O apartamento de Juan Guaidó perdeu o calor de casa, transformado em escritório com papéis, livros e computadores em cada mesa e uma pilha de caixas em um canto. Meses atrás, seu escritório em Caracas foi invadido por agentes do serviço de Inteligência e desmontado. Chefe do Parlamento de oposição reconhecido como presidente da Venezuela por mais de 60 países, Guaidó não é candidato às eleições legislativas do próximo domingo, as quais denuncia como “uma fraude”.
Ele aposta tudo em um plebiscito, com o qual quer endossar a prorrogação do período da atual Assembleia Nacional e promover novas sanções contra o governo do presidente socialista Nicolás Maduro. “Dificilmente poderíamos chamar de eleição esse processo” de 6 de dezembro, disse o líder de 37 anos em entrevista à AFP, do que era o quarto de sua filha Miranda.
Em vez de um berço e de brinquedos, há uma mesa com uma bandeira venezuelana na lateral e uma fotografia de uma das manifestações lideradas por ele em 2019, cada vez mais distantes. “O objetivo de Maduro não é nem mesmo ganhar legitimidade”, mas “aniquilar a alternativa democrática na Venezuela” com votações, nas quais espera acabar com a maioria opositora do Legislativo, afirma.
“Padronizar sanções”
No próximo ano, será instalado um novo Parlamento que será seguramente dominado pelo chavismo, dada a recusa dos principais partidos políticos da oposição em indicar candidatos. Os Estados Unidos já anunciaram que irão ignorá-lo, e a União Europeia pediu, sem sucesso, o adiamento das eleições legislativas.
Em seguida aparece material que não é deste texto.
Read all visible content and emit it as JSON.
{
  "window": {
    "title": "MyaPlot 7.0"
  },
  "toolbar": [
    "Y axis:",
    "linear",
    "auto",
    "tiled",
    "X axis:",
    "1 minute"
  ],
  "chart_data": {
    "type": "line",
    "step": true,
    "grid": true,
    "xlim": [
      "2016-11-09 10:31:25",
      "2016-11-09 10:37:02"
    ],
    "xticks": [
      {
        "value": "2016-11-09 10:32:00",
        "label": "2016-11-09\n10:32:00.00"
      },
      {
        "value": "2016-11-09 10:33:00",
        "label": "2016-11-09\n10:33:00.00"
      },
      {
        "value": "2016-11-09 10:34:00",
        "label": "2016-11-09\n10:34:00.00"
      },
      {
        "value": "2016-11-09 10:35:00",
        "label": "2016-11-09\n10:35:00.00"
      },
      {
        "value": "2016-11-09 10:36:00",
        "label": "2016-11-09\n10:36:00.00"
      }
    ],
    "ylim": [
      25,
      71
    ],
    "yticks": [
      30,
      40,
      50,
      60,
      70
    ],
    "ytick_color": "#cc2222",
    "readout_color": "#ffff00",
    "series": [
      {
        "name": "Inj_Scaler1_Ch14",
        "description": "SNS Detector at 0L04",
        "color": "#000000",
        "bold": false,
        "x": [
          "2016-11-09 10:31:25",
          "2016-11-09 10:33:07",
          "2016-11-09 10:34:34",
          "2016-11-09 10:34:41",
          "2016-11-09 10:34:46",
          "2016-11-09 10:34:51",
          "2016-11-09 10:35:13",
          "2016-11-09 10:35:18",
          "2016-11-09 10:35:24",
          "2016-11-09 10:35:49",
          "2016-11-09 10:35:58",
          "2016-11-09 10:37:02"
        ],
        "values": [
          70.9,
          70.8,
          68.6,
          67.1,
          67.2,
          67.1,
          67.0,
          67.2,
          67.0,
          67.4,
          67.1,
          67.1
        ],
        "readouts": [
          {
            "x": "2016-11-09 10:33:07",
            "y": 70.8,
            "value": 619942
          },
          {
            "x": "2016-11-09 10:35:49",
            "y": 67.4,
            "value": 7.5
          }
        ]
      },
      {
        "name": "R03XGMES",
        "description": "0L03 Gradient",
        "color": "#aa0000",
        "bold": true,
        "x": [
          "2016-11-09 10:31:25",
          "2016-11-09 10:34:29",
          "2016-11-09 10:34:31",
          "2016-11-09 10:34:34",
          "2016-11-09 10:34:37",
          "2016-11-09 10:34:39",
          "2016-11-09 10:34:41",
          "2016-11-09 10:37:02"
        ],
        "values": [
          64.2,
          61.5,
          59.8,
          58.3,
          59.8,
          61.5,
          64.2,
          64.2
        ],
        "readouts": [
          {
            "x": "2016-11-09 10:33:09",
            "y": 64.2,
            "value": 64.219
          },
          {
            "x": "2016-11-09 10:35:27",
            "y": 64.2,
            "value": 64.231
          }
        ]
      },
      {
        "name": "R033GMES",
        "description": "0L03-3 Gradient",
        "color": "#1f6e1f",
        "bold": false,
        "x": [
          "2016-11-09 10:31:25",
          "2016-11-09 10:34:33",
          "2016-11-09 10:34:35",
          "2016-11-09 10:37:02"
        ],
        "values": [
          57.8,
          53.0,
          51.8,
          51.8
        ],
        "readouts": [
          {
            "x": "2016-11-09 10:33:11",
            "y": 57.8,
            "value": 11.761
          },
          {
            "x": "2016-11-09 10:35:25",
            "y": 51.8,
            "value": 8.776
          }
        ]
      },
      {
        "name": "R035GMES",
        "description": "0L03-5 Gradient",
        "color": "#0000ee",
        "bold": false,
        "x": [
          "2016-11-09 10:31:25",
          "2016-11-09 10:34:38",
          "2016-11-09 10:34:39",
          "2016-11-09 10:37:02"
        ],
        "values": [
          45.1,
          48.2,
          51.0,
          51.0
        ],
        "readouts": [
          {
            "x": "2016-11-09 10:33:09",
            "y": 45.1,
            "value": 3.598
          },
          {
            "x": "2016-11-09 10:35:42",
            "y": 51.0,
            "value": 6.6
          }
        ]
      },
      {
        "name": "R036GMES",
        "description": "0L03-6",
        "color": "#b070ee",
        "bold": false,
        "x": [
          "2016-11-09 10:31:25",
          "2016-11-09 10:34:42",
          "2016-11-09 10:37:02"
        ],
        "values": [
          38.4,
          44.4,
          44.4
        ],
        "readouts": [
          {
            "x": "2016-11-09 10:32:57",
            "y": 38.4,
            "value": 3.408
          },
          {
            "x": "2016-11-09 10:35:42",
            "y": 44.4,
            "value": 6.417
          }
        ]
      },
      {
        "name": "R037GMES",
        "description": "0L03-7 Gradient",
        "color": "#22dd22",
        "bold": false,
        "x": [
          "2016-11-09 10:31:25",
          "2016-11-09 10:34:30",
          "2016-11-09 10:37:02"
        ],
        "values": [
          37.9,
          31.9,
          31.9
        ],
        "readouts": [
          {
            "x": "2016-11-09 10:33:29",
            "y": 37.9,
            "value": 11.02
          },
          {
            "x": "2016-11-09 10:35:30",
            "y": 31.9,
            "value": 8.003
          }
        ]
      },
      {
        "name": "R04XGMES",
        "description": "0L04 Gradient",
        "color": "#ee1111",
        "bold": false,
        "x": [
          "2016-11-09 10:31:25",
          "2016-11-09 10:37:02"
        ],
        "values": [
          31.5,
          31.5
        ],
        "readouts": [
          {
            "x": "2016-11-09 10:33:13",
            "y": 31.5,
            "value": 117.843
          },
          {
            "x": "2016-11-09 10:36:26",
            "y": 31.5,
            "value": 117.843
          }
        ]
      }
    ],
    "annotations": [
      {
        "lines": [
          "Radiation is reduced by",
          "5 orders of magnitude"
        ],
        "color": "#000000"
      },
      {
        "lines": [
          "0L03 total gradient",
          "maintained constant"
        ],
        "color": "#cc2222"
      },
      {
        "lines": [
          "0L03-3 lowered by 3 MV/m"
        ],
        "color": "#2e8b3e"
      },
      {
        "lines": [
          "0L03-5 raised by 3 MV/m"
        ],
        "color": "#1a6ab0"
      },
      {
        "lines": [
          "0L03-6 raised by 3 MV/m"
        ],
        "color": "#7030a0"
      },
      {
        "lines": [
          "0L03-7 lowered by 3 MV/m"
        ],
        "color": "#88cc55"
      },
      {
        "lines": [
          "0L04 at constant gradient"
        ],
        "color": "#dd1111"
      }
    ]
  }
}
O desafio de Guaidó é salvar sua legitimidade com a consulta que promove, marcada para 7 e 12 de dezembro, sem o apoio das autoridades eleitorais. Eles as acusa de servirem a Maduro. Confiando em que seus aliados internacionais ratificarão o apoio que lhe deram, ele afirma que o próximo passo é “padronizar as sanções”.
Guaidó espera que o presidente recém-eleito dos Estados Unidos, Joe Biden, ratifique as sanções do governo em final de mandato de Donald Trump e que essas medidas tenham eco na Europa e na América Latina. Ambas as regiões relutam a adotar restrições econômicas como as impostas por Washington.
“Temos que articular o governo dos Estados Unidos com a Europa, com os países da América Latina (…) e padronizar as sanções”, explica. Não é só um aumento, (mas) que sejam padronizadas para evitar que a ditadura possa contorná-las”, insistiu.
Mergulhada em uma profunda crise, a Venezuela foi bombardeada por sanções do governo Trump, uma estratégia de “pressão máxima” que não foi capaz de derrubar Maduro.Guaidó insiste em “sustentar a pressão internacional” e, ao mesmo tempo, recuperar a “pressão popular” depois de meses de esfriamento nas ruas, em meio à pandemia de covid-19. A erosão de sua liderança e as fraturas da oposição são obstáculos consideráveis.O parlamentar também propôs que sejam oferecidos “incentivos” para que os militares venezuelanos – que apoiam Maduro – participem de uma eventual transição.